Early-stage star forming cloud cores in GLIMPSE Extended Green Objects (EGOs) as traced by organic species

TL;DR

This study investigates the chemical composition and physical properties of early-stage massive star forming cores in EGOs by analyzing organic molecules, revealing similarities to hot cores and hot corinos but challenging existing chemical models.

Contribution

It provides detailed measurements of organic species in EGO cloud cores and compares their properties with other star-forming regions, highlighting discrepancies with current chemical models.

Findings

EGO cloud cores have methanol temperatures around 44 K.

Abundances of organic species are correlated across different cloud types.
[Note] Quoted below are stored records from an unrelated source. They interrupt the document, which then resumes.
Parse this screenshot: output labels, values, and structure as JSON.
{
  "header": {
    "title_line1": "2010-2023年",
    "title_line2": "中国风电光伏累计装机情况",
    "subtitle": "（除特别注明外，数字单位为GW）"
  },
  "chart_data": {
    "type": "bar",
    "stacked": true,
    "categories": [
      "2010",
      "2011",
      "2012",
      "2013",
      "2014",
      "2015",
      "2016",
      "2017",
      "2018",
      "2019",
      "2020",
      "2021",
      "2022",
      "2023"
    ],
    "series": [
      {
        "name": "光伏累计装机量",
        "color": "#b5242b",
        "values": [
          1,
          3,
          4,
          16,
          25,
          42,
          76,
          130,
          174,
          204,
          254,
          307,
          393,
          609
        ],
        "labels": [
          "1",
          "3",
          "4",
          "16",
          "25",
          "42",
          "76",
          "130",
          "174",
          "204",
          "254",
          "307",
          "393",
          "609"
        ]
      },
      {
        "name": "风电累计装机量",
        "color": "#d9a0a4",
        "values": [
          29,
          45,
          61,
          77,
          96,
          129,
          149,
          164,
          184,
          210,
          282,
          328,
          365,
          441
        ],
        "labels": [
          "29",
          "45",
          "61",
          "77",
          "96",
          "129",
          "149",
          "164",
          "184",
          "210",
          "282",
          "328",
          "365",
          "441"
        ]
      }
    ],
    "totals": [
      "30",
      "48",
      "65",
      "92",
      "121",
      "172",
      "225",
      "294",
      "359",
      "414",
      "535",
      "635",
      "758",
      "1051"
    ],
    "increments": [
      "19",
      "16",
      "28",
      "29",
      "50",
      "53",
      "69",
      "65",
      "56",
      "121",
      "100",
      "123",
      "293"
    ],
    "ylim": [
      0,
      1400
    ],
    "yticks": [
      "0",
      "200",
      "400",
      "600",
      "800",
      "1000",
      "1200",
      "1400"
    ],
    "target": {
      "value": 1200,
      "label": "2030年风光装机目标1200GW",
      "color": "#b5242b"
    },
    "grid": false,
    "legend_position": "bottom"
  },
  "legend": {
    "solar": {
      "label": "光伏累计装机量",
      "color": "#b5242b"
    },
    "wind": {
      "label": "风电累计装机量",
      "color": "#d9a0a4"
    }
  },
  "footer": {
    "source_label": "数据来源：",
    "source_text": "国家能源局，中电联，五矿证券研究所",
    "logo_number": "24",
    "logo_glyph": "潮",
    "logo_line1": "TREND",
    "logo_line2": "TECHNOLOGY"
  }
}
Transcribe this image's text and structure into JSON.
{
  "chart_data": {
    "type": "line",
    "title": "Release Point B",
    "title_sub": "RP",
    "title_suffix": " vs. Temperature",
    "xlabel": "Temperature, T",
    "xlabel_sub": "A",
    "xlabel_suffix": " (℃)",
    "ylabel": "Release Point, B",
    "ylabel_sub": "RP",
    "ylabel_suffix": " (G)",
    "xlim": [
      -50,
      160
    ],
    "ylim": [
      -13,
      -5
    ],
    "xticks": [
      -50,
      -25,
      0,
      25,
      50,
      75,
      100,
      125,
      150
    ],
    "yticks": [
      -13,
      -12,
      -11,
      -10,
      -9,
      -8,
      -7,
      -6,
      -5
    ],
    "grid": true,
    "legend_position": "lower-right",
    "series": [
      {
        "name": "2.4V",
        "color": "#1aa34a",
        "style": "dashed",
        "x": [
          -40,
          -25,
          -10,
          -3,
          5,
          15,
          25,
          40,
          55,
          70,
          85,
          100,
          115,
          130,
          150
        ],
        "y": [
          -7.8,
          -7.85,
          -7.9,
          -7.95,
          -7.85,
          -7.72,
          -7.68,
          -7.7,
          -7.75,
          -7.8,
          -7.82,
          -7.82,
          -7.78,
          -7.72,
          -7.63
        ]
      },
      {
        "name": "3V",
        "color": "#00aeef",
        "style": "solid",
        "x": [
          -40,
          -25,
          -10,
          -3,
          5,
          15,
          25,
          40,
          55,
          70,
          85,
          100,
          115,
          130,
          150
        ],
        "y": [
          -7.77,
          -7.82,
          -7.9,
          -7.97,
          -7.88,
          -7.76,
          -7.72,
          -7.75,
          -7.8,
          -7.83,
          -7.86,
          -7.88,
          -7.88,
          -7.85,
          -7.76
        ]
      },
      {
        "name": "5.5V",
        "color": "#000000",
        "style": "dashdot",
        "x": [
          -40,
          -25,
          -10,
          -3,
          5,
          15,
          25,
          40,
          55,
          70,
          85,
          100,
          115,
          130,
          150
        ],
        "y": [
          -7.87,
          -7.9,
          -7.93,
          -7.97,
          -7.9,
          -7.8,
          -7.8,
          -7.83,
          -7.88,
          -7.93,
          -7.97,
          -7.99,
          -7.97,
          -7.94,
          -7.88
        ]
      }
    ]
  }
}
Chemical models do not fully explain observed abundance ratios.

Abstract

In order to investigate the physical and chemical properties of massive star forming cores in early stages, we analyse the excitation and abundance of four organic species, CH3OH, CH3OCH3, HCOOCH3 and CH3CH2CN, toward 29 Extended Green Object (EGO) cloud cores that were observed by our previous single dish spectral line survey. The EGO cloud cores are found to have similar methanol J_3-J_2 rotation temperatures of ~44 K, a typical linear size of ~0.036 pc, and a typical beam averaged methanol abundance of several 10^(-9) (the beam corrected value could reach several 10^(-7)). The abundances of the latter three species, normalized by that of methanol, are found to be correlated also across a large variety of clouds such as EGO cloud cores, hot corinos, massive hot cores and Galactic Center clouds. The chemical properties of the EGO cloud cores lie between that of hot cores and hot corinos. However, the abundances and abundance ratios of the four species can not be satisfactorily explained by recent chemical models either among the EGO cloud cores or among the various types of cloud cores from literature.